Key documents on Dublin/Monaghan bombings must be disclosed following landmark legal action

A memorial to those who died in the Dublin and Monaghan bombings stands in Dublin city centre. Picture by Niall Carson, Press Association

VICTIMS of the worst single atrocity of the Troubles have secured an order for disclosure of documents in a major legal action over alleged British Government collusion with the loyalist killers.

Survivors and relatives of those who died in the 1974 Dublin and Monaghan bombings were at the High Court in Belfast yesterday for a preliminary hearing in their lawsuits.

The Ministry of Defence and PSNI must now provide a list of all relevant documents in their possession within 12 weeks of an amended claim being lodged.

Making the ruling on discovery, Master McCorry said the plaintiffs' attendance was an indication of the importance of the case.

Thirty-three people, including a pregnant woman, were killed and almost 300 others injured in the no-warning explosions during evening rush hour.

No-one was ever charged with carrying out the attacks later claimed by the Ulster Volunteer Force.

Members of the paramilitary group's infamous Glenanne Gang operating in mid Ulster during the period were allegedly responsible.

Lawsuits were filed amid suspicions that the unit received help from the British security and intelligence services in Northern Ireland.

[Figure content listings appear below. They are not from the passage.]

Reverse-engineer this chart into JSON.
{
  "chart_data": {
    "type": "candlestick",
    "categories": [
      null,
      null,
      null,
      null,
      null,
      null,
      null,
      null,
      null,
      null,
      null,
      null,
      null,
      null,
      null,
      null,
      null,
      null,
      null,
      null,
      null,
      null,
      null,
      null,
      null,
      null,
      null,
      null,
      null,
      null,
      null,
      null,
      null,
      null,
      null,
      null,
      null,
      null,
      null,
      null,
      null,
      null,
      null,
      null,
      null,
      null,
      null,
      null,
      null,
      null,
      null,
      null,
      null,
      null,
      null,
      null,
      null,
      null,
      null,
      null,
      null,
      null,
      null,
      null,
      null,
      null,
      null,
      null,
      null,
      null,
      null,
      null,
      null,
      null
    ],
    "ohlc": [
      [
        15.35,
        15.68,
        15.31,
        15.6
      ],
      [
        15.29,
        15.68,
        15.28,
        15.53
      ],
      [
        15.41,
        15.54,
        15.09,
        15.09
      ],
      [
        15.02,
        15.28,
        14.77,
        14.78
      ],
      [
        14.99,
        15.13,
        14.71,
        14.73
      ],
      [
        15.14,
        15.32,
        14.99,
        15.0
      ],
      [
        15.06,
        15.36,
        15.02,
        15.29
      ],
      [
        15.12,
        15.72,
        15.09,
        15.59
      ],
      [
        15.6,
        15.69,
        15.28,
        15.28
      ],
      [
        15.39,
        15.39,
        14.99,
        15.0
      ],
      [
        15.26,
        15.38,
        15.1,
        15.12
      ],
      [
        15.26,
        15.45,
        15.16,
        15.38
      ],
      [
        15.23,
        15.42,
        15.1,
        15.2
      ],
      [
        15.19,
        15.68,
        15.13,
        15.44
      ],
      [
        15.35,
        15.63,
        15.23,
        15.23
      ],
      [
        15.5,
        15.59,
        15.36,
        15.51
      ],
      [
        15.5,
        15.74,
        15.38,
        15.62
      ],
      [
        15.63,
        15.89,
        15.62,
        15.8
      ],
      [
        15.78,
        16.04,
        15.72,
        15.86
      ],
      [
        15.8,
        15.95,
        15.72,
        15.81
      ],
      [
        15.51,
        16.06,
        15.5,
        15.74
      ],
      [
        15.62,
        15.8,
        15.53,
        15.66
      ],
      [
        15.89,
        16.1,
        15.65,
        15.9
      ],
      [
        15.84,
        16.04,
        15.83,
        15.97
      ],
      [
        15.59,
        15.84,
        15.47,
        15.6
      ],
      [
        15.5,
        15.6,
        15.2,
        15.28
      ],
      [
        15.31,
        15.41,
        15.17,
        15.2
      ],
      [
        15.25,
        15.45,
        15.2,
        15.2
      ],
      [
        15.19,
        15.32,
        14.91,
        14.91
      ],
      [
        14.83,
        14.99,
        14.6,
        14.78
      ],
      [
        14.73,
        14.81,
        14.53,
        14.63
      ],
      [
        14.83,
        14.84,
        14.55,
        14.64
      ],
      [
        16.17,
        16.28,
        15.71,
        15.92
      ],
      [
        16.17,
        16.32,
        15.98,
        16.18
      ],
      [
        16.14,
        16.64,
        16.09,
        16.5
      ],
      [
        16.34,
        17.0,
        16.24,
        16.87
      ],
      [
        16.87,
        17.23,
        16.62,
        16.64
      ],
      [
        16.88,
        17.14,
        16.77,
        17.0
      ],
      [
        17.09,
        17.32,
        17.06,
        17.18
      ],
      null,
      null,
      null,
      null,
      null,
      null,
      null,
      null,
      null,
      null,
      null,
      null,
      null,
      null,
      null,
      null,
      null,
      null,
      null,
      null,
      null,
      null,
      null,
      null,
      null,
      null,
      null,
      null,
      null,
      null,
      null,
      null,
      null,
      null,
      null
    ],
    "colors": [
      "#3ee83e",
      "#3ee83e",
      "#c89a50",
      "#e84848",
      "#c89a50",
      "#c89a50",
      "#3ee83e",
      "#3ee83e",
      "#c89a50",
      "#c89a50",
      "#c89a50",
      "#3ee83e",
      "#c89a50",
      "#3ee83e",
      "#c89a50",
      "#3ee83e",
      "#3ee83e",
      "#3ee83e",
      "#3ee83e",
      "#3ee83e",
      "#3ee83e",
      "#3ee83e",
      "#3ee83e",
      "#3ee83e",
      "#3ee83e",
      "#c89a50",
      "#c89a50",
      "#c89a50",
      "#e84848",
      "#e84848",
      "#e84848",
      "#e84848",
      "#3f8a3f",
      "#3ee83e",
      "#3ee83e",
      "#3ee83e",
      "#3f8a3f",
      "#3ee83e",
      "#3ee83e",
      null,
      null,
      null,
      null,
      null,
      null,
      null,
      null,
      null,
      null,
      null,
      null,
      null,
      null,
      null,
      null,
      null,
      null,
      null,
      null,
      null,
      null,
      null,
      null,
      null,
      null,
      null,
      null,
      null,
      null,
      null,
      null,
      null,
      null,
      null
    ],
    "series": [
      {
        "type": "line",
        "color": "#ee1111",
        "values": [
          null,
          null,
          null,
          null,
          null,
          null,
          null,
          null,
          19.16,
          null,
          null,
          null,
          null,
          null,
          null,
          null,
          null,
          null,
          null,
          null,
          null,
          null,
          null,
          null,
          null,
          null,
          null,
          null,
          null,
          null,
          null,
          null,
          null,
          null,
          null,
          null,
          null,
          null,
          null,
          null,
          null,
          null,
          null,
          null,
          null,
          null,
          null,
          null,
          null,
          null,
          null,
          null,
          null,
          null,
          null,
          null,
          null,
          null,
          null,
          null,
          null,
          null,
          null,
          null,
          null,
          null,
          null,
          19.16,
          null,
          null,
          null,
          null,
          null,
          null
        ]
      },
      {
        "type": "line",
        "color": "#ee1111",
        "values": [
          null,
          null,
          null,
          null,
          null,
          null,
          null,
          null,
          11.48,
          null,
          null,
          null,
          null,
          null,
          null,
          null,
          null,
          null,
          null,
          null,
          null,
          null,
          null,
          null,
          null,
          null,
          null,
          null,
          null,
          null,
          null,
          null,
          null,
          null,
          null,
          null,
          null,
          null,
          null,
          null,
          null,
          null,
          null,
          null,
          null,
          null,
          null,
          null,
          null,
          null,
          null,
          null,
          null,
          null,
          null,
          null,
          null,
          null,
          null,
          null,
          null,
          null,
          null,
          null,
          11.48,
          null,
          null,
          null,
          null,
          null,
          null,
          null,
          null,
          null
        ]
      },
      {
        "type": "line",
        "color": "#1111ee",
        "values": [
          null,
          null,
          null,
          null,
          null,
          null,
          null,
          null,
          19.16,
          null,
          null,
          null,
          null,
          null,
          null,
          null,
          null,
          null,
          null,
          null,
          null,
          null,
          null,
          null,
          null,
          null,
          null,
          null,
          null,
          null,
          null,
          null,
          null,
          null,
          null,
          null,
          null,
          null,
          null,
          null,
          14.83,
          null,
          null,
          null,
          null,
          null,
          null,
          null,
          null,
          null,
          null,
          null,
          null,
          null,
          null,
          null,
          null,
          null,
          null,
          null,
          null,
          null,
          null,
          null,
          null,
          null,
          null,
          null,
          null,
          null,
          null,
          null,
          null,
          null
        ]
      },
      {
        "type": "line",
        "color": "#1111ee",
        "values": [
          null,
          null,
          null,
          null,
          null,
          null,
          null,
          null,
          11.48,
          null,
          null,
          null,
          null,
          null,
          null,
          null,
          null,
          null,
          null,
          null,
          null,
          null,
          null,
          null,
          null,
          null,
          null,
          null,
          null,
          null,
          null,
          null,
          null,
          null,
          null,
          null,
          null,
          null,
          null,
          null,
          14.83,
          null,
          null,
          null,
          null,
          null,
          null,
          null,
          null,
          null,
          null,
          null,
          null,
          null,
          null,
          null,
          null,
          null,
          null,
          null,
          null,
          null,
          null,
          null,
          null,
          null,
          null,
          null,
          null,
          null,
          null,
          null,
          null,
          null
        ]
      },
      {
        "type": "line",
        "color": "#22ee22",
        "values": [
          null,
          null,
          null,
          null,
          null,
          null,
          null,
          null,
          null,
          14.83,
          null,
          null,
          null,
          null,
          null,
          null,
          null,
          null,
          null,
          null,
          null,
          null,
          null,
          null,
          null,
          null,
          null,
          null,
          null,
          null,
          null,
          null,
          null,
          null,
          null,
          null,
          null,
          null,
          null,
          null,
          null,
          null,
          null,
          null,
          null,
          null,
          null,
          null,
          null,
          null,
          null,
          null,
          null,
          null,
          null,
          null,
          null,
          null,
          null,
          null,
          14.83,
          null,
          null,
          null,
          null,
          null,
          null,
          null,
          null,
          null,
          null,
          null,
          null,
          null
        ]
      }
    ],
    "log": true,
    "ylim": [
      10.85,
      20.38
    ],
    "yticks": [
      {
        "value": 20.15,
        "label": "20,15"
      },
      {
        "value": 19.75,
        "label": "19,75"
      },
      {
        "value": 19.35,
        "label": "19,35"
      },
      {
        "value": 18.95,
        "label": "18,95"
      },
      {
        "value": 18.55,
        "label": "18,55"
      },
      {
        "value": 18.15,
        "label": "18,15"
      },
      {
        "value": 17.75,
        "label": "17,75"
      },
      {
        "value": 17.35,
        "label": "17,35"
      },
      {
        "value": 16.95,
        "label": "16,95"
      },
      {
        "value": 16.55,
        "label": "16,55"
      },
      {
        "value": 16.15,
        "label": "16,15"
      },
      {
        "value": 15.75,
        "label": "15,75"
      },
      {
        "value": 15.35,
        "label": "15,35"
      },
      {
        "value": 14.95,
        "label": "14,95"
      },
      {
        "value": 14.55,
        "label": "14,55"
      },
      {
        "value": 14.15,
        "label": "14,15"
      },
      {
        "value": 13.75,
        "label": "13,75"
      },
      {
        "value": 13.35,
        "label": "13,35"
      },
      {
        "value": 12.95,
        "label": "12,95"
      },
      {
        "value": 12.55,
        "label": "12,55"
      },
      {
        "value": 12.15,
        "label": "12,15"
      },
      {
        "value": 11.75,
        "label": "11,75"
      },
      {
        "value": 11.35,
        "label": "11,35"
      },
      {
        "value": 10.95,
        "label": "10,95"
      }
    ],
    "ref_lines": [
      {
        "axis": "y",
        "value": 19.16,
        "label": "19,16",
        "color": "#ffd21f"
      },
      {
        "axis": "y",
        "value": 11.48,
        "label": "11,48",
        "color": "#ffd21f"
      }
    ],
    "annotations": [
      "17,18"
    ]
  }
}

Writs have been issued against the Chief Constable, the Ministry of Defence and government representatives, alleging collusion in the bombings.

Separate legal applications are expected to be mounted on behalf of defendants to have parts of the claim struck out.

Outside court, solicitor Kevin Winters of KRW Law, representing the victims and survivors involved in the litigation, welcomed the discovery order.

"It's a significant breakthrough for the families of the Dublin and Monaghan bombings who have been waiting for nearly 45 years," he said.